Nas duas últimas semanas, algumas teses conspiratórias foram aparecendo e sumindo com a rapidez de um meteoro, e um efeito colateral vem sendo gerado desde então: as movimentações do bolsonarismo radical contra a vitória de Lula nas eleições, passaram a ser motivo de memes e piadas. Sejam os acampamentos em frente aos batalhões militares, os poucos bloqueios ilegais em estradas, os pedidos de intervenção militar (pedido de socorro, nas palavras deles), o relatório inconclusivo das Forças Armadas, o discurso contra a ameaça do “comunismo”… tudo virou chacota. Até um ministro do STF, ao ser importunado por um bolsonarista, saiu-se espontaneamente com essa: “Perdeu mané, não amola!”
A “grande jogada” desta semana foi um pedido do PL, partido de Bolsonaro, apresentado junto ao Tribunal Superior Eleitoral, pedindo a invalidação de votos computados em 279 mil urnas no segundo turno da eleição presidencial, sob a alegação de irregularidades em modelos de urnas eletrônicas anteriores a 2020, cujos logs (identificação eletrônica) teriam apresentado um “número repetido”, que impossibilitaria a realização de conferência de votos naqueles equipamentos. Em resumo, a conclusão do estudo foi essa.
O tal “estudo” foi feito por uma empresa particular – o Instituto Voto Legal -, contratada pelo Partido Liberal, e anexado a um pedido que o partido formalizou junto ao TSE requerendo a anulação dos votos depositados nas urnas questionadas, somente na votação do segundo turno, esquecendo-se, convenientemente, que as urnas foram as mesmas utilizadas no primeiro turno, o que influenciaria nas eleições de deputados, senadores e governadores. De pronto, o presidente do TSE, ministro Alexandre de Moraes, determinou que por coerência, fosse incluído pedido de anulação também relativo à votação do primeiro turno na petição, o que causou um alvoroço nos bolsonaristas eleitos no primeiro turno nos estados e para o congresso. O PL não cumpriu a determinação, e o TSE aplicou-lhe uma multa de 23 milhões de reais por litigância de má-fé.

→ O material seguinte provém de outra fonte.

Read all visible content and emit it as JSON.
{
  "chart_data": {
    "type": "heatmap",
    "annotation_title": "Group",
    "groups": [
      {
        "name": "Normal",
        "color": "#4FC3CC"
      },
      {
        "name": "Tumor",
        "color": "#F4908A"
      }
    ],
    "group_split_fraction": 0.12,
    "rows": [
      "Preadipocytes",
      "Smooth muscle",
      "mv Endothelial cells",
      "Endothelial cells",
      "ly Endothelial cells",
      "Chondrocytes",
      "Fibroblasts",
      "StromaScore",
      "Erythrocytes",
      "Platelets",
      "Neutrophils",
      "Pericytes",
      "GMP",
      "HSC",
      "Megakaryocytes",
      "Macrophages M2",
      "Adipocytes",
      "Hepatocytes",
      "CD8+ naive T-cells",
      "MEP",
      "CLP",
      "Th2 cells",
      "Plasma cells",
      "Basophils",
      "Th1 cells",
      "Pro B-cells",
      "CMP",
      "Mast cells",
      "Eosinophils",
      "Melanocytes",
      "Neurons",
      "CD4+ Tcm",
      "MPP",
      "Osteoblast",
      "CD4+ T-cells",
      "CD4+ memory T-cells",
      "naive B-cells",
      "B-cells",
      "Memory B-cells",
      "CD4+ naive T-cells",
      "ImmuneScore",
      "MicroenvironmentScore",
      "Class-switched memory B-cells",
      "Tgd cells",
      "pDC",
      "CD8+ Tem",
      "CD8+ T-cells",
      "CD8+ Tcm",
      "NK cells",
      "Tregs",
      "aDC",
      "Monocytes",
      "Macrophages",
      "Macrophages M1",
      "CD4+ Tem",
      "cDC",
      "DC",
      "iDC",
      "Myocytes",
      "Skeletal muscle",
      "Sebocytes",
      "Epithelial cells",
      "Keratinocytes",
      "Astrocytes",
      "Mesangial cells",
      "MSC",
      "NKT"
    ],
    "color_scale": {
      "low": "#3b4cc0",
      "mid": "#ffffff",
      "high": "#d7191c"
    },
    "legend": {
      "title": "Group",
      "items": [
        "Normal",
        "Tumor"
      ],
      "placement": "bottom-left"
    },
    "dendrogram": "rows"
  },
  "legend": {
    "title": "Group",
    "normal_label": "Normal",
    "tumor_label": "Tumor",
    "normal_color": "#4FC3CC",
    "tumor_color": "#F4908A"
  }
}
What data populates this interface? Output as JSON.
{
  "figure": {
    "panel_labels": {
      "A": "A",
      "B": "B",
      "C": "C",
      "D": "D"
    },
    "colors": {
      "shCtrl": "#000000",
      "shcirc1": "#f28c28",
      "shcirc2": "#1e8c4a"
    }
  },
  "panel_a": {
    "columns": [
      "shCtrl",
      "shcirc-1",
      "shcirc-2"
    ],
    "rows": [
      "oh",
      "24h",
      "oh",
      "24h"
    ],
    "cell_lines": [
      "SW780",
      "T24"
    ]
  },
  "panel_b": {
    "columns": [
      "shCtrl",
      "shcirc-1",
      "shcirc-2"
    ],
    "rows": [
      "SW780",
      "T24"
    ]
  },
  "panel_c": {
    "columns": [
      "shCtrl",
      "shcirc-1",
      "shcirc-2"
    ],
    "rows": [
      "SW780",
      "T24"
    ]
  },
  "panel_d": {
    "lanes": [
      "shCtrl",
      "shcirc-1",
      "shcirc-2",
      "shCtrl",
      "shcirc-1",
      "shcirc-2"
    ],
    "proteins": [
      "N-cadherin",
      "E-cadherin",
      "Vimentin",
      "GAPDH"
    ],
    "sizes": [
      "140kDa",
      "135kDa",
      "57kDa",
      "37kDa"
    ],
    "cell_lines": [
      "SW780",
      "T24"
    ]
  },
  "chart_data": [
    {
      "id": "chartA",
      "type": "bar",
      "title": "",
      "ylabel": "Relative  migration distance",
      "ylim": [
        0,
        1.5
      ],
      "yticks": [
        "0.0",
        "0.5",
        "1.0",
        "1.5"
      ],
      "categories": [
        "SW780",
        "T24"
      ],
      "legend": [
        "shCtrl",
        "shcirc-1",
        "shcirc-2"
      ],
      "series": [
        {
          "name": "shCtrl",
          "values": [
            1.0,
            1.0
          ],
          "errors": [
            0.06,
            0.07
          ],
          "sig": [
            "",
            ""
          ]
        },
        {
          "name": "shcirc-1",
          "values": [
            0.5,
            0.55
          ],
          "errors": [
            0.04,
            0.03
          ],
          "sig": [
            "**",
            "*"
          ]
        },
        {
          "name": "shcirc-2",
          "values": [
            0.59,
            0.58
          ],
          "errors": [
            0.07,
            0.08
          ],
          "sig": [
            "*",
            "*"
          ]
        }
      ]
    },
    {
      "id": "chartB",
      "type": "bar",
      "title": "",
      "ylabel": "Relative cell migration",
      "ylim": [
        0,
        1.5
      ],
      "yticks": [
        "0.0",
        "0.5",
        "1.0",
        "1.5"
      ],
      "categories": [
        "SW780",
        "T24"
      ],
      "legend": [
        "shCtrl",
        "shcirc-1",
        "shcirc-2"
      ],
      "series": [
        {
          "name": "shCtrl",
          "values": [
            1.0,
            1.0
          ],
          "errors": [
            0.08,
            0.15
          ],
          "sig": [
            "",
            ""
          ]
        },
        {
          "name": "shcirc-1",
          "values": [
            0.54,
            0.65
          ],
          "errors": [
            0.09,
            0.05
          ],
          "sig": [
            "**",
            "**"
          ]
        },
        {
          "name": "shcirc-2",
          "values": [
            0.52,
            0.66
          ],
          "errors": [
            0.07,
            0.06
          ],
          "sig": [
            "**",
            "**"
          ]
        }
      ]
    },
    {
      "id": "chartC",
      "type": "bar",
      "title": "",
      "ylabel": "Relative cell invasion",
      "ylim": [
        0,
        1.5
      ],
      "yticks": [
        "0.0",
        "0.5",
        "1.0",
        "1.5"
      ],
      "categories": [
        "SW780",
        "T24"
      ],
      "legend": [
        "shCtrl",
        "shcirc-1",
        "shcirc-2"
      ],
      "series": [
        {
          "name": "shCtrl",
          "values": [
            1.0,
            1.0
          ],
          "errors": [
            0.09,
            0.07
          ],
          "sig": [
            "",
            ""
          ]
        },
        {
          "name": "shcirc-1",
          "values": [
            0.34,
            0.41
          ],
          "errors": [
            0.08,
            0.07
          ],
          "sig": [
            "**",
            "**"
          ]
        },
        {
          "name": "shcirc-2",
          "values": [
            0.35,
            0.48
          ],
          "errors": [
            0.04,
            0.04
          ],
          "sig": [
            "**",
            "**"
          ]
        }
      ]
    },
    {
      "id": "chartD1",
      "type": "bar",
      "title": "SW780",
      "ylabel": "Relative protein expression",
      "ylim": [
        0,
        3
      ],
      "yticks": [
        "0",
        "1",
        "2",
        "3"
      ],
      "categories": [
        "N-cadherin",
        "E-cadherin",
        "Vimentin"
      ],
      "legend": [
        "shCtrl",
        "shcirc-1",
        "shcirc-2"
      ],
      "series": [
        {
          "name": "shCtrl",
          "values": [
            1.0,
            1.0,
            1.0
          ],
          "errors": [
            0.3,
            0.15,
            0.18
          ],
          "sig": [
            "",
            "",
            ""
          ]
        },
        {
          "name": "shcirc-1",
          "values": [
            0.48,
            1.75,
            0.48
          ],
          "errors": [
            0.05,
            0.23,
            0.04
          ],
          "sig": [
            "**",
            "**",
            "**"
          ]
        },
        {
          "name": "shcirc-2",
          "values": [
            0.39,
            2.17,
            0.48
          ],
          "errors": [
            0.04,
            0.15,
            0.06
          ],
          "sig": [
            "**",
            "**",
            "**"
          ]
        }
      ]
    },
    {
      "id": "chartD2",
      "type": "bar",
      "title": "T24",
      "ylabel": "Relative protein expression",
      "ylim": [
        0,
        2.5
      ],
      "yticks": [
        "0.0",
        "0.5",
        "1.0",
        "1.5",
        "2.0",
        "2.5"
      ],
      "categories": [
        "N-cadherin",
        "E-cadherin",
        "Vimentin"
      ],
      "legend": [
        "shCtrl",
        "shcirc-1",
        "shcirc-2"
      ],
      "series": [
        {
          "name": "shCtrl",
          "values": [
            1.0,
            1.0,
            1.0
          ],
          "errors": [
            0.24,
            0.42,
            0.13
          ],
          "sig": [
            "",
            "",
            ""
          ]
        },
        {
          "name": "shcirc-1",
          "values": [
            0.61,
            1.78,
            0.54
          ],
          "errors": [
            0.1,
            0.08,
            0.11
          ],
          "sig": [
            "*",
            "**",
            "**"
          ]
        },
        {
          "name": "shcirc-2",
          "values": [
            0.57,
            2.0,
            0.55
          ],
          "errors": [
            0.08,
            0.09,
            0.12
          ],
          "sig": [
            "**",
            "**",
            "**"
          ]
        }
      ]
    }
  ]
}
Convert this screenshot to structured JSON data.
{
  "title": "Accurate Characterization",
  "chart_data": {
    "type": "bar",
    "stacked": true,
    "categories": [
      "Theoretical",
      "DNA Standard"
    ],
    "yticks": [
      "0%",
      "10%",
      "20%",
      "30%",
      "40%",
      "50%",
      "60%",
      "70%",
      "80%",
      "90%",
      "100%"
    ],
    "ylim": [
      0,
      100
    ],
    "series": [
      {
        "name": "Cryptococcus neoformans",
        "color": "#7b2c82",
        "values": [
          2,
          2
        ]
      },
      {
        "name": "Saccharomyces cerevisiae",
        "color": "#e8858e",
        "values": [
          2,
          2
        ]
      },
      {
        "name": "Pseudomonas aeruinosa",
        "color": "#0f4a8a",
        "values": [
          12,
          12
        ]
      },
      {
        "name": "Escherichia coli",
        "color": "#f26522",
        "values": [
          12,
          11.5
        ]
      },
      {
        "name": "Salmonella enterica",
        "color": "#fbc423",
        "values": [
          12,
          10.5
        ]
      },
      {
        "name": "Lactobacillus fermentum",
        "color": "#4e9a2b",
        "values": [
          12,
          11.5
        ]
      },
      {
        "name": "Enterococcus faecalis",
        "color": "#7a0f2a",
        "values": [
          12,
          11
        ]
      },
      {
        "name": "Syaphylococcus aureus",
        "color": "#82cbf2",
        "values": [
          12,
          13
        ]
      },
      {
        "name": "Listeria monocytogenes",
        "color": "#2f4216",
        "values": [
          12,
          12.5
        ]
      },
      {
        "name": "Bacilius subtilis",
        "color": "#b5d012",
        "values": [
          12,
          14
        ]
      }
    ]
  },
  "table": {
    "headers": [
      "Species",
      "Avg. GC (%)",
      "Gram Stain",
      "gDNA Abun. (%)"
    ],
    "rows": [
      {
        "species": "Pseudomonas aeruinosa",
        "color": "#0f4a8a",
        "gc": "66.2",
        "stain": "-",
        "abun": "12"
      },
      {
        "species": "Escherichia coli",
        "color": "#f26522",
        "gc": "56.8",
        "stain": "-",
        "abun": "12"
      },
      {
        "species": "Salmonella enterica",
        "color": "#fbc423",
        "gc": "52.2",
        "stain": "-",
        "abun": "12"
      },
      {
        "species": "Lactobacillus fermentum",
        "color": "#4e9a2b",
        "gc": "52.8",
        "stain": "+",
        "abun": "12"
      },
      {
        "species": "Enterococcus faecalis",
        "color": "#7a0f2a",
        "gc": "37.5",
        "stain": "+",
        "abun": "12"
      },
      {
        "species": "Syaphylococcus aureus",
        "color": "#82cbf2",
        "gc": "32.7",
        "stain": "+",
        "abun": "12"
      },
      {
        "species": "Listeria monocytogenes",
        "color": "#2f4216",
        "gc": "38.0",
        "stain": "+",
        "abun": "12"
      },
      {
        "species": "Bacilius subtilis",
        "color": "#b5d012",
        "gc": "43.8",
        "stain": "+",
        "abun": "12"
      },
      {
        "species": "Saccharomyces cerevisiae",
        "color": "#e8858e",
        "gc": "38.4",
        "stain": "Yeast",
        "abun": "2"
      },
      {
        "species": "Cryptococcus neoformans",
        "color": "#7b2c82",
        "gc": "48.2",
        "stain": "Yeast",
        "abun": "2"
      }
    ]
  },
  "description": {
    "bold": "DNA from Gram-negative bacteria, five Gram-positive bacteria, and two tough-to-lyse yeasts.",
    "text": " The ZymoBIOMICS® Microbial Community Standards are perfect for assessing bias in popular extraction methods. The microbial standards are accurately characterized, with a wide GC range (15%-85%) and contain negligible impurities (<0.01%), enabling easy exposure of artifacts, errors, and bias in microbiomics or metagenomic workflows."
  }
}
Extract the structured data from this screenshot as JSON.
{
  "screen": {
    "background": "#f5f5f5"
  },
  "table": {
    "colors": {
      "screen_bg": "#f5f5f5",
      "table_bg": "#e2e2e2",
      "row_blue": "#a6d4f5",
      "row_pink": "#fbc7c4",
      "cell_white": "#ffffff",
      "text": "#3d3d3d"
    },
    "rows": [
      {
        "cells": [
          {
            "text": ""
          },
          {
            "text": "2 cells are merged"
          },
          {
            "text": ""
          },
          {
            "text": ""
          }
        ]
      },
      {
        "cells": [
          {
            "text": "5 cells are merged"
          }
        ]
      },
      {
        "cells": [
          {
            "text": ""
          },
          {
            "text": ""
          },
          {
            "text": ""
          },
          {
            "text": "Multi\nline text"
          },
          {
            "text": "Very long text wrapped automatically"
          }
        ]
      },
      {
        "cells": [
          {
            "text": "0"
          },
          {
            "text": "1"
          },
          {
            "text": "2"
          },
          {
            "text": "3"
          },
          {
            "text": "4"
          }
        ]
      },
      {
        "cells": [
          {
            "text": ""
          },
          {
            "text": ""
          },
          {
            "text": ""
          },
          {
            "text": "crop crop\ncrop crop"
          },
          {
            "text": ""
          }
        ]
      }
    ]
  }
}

Não bastasse isso, tecnicamente o tal estudo também era cheio de incorreções. O professor Ivar Hartman, professor e pesquisador do Insper, ex-coordenador do Centro de Tecnologia e Sociedade da FGV (Fundação Getúlio Vargas) e doutor em Direito Público pela UERJ (Universidade Estadual do Rio de Janeiro) afirmou que a falha no campo “ID_UE” não impede a identificação das urnas, como sugere o estudo apresentado. Isso porque o log da urna possui vários campos, como município, zona, seção, local de votação, código de carga da urna e identificação da mídia da carga. Seria possível fazer um cruzamento de dados para identificar todos os equipamentos. “O conjunto deles forma uma chave única”, afirmou o professor. Nesse momento, o tal “estudo” já não parava mais em pé, e mais uma tese mirabolante virou… piada! Todos, com exceção do pessoal que viaja em para-brisa de caminhão, faz oração com o celular na testa e canta hino para pneu, já sabiam que essa ação não ia dar em nada e serviria apenas para atiçar o bolsonarismo, mantendo-o mobilizado nas ruas por mais algum tempo.
É certo que até o próximo dia 1º de janeiro, quando o presidente eleito Lula subir a rampa do Planalto para tomar posse, outras teorias da conspiração irão aparecer (e sumir) aqui e acolá, e teremos uma Copa do Mundo, um Natal e Reveillon com muito assunto pra nos divertir sobre o tema “eleições 2022”. E por falar em subir a rampa, ainda resta uma dúvida: Quem irá passar a faixa presidencial a Lula? Será a simpática ema do Alvorada?